Robert Rauschenberg's Hidden Relationship to Language Reading the Art World podcast
In the latest episode of Reading the Art World, host Megan Fox Kelly speaks with Francine Snyder, Director of Archives at the Robert Rauschenberg Foundation, about her new book, I Don’t Think About Being Great: Selected Writings by Robert Rauschenberg, co-published by the Robert Rauschenberg Foundation and Yale University Press.

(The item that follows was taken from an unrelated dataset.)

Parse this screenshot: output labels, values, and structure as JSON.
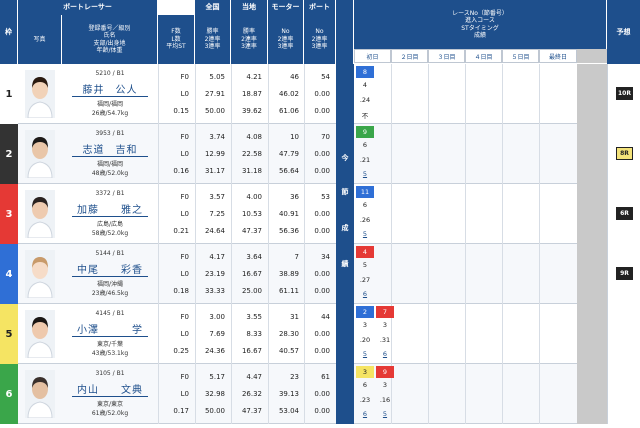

The book reveals a side of Rauschenberg that many readers—and even scholars—have not fully encountered: his relationship to language. Although he self-identified as dyslexic, Rauschenberg produced and preserved a substantial body of writing—correspondence, artist statements, political testimony, speeches, fragments, and notes—often labeling them in his own hand “FILE RR WRITING.” These materials were kept separate from studio project files, suggesting that writing was not incidental but central to his thinking.
Francine and Kelley discuss Francine's editorial decision to preserve Rauschenberg’s misspellings, crossings-out, and grammatical idiosyncrasies rather than “correct” them—allowing the handwritten drafts to function visually, almost like collage. They look closely at his 1963 statement declaring, “it is extremely important that art be unjustifiable,” a phrase he arrived at by literally crossing out the word justifiable in earlier drafts.
Their conversation also traces the arc of his activism: the founding of Change, Inc.; his advocacy for artists’ resale royalties; and ROCI (Rauschenberg Overseas Culture Interchange), through which he advanced his belief that artists must support one another and foster dialogue across borders.
This episode offers a rare opportunity to hear Rauschenberg in his own voice—direct, playful, political, and deeply committed to the life of art.